# CS 662 Assignment 8: Bayesian Learning

Assigned: Thursday, November 1.
Due: Tuesday, November 20 at the start of class.
60 points total.

What to turn in: Written answers for questions 1 and 2. For question 3, hard copy of your source code.

Question 1: Probability (10 Points)
• (3 points) A bag contains k fair coins and one two-headed coin. Without looking, you select a coin at random and toss it n times. All n tosses are heads. What is the probability that the coin is fair?
• (4 points) Do problem 13.6 a-d on pp 489 of Russell and Norvig.
• (3 points) Joe Student comes to his professor and tells him that he forgot to bring his project to hand in, and wants to turn it in tomorrow without penalty. The professor knows that 1 time in 100, a student completes her assignment and forgets to bring it. The professor also knows that 50% of the time, a student who hasn't completed the assignment will say that they forgot it. Finally, the professor believes that 90% of the students in the class completed the assignment.

What is the probability that the student actually completed the assignment?
Question 2: Bayesian Networks (10 points)

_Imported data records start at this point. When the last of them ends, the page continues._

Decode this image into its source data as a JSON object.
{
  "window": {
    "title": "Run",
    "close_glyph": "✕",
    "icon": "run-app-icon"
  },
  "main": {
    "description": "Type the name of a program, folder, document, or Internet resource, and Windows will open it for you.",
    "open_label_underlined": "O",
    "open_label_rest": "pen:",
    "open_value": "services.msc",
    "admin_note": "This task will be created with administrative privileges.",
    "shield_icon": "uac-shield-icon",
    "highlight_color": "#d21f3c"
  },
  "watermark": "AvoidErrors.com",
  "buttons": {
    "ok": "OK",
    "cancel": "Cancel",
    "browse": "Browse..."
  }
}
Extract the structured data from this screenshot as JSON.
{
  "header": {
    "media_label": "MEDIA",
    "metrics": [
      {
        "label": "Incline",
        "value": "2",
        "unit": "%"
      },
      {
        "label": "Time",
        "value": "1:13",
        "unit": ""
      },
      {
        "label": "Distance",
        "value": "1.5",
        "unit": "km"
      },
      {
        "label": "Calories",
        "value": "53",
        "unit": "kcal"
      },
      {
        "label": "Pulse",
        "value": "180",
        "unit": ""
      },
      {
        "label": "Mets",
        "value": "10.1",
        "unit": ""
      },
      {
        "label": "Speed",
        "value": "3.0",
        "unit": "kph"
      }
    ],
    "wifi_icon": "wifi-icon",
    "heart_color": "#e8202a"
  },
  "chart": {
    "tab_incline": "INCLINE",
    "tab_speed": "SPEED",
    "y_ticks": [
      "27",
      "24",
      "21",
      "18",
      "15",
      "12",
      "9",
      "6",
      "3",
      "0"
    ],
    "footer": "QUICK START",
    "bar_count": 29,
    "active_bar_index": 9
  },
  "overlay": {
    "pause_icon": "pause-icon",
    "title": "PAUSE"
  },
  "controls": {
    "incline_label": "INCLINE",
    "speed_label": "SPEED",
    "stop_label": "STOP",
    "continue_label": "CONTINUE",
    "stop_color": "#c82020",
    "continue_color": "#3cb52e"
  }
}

Do Problem 14.2 a-e on pp 534 of Russell and Norvig (2 points each).

Question 3: Naive Bayes Spam Classification (40 points)

In this problem, you will implement a Naive Bayes classifier in Python that can distinguish between spam and non-spam, or "ham".

Your program should be able to train on a set of spam and a set of "ham." This training should include counting the frequency of each token in both spam and ham corpora.

Your program should then be able to classify an unseen email as either spam or ham by computing the MAP hypothesis:

P(spam | t1, t2, ...,tn) = alpha * P(t1,t2,tn | spam)P(spam)

Which we'll estimate as: alpha * P(t1 | spam)P(t2 | spam) ... P(spam)

You may build your program however you like, although we will still expect you to use the good programming and design practices you have learned throughout the semester. The only requirement is that we be able to run your program exactly like this:
```python ./nb.py --hamtrain=dir1 --spamtrain=dir2 --hamtest=dir3 --spamtest=dir4
```
Where dir1-4 are directories containing ham and spam emails used for training and testing.

Your program must print out its results in the following format:
```Size of ham training set: 500 emails
Size of spam training set: 700 emails:
Percentage of ham classified correctly: 98.2
Percentage of spam classified correctly: 97.0
Total accuracy: 97.5
False Positives: 1.8
```
There are several public repositories of email that can be used for training and testing. We will be using the SpamAssassin public corpus to evaluate your classifier. You are welcome to download the data yourself; a copy is also in /home/public/cs662.

The SpamAssassin corpus contains spam, easy ham, and hard ham. We'll use the hard ham to test your classifier.

#### Details

You will find that there are a lot of decisions and tweaks you can make to influence the performance of your classifier. For example, should you look at all terms, or just English words? Should you treat headers differently? When classifying an email, should you use all of its words, or just the most significant? What are reasonable priors for spam and non-spam? What about trying to parse the email and only use some chunks? These decisions are up to you: you are encouraged to experiment as much as possible.

Naive Bayes is a popular approach to spam filtering; you will find lots of resources on the Web, including:
There are many other resources as well. You are welcome to use the ideas (but NOT the code) from any outside source, with the following caveat:

You MUST give appropriate credit to any ideas you discover elsewhere. For example, if you read Graham's article and notice that he only uses the 15 most significant words in classifying an unseen email and decide to take this approach, you should indicate in your report (see below) that this idea is from Graham's article. Include author and URL whenever possible. Students who use other people's ideas without proper attribution will receive an automatic zero.